Флейтист не знает китайского, он улыбается и курит, в то время как Бурхан морщит лоб и рассказывает о своей неудаче. Его бизнес развалился. В том году у него работали девушки, которые позировали в национальной уйгурской одежде для туристов и приносили много денег. Теперь туристов почти не осталось, а девушки ушли. У него остался только флейтист и лавочка, но прибыли не хватает.
На ужин меня угощают хлебом в теплом молоке, обжаренными овощами и курицей. Отец Бурхана собственноручно зарубил ее, когда узнал о моем визите.
– Мой отец – ахун нашей деревни, – говорит Бурхан с гордостью.
Ахун – это что-то вроде имама. Я вежливо благодарю его, но он отмахивается.
– Мы же уйгуры.
Он говорит, что отец им недоволен. Как ахун, он самый уважаемый человек в деревне, и ему не нравится, что его сын зарабатывает деньги аморальными вещами.
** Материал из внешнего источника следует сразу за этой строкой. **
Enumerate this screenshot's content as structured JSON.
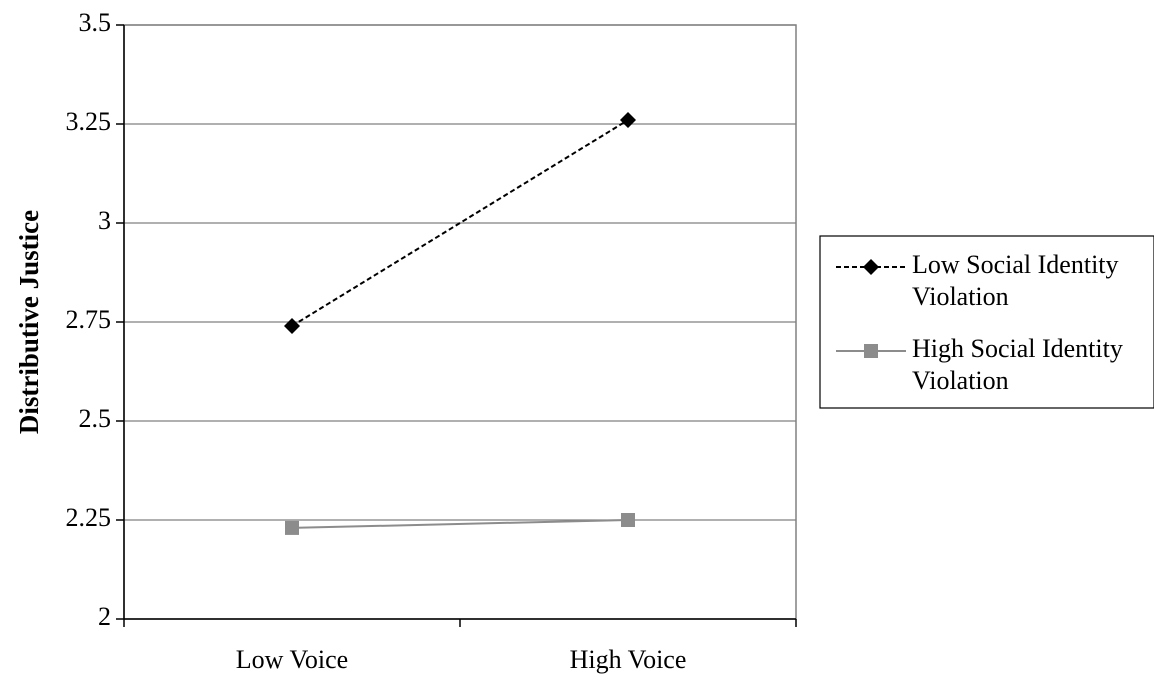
{
  "chart_data": {
    "type": "line",
    "title": "",
    "xlabel": "",
    "ylabel": "Distributive Justice",
    "categories": [
      "Low Voice",
      "High Voice"
    ],
    "ylim": [
      2,
      3.5
    ],
    "yticks": [
      2,
      2.25,
      2.5,
      2.75,
      3,
      3.25,
      3.5
    ],
    "ytick_labels": [
      "2",
      "2.25",
      "2.5",
      "2.75",
      "3",
      "3.25",
      "3.5"
    ],
    "grid": "horizontal",
    "legend_position": "right",
    "series": [
      {
        "name": "Low Social Identity Violation",
        "legend_lines": [
          "Low Social Identity",
          "Violation"
        ],
        "values": [
          2.74,
          3.26
        ],
        "color": "#000000",
        "line_style": "dashed",
        "marker": "diamond"
      },
      {
        "name": "High Social Identity Violation",
        "legend_lines": [
          "High Social Identity",
          "Violation"
        ],
        "values": [
          2.23,
          2.25
        ],
        "color": "#8c8c8c",
        "line_style": "solid",
        "marker": "square"
      }
    ]
  }
}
– Аморальными? – спрашиваю я.
Бурхан понижает голос.
– Ну, эта затея с девушками в костюмах. Это ведь недостойная работа. Или у вас по-другому к этому относятся?
– В Германии это не было бы проблемой, – говорю я.
Он смотрит на меня растерянно и недоверчиво, потом замечает, что здесь это проблема.
Еда великолепна. Курица нежная, хлеб в молоке греет изнутри. Мы с флейтистом едим аккуратно и внимательно, а Бурхан недовольно ковыряется палочками в своей миске.
– Я бы поехал в глубь страны, например, в Ланьчжоу. У моего кузена там ресторан, я мог бы зарабатывать у него хорошие деньги.
Он вздыхает:
– Но моя мать и знать ничего об этом не хотела. Мол, слишком опасно.
– Опасно?
– Да, в центре страны в больших городах люди мешаются в одну большую кучу, и каждый думает только о своей выгоде. Это совсем не похоже на то, как мы живем здесь, в деревне.
– И что ты собираешься делать?
– Что мне делать? Мой отец хочет, чтобы я вел жизнь крестьянина, так же, как он сам.
Он смотрит на меня с несчастным выражением лица. Когда приходит время ложиться спать, флейтист прощается с нами величественным жестом, а Бурхан показывает мне, где выключатель и туалет. Я раскатываю свой туристский коврик на большом ковре и ложусь на него. Пол твердый. В начале путешествия мне трудно было так засыпать, но я постепенно привык. Кстати, ходьба приносит мне гораздо меньше боли.
Я жду, когда наступит тишина и звоню Джули. Она деловито осведомляется:
– Ты в гостинице?
Она хочет поговорить со мной через веб-камеру. Нет, отвечаю я, я в гостях у одного уйгура в деревне.
– Тогда поговорим потом, – по-прежнему деловито предлагает она. И отключается.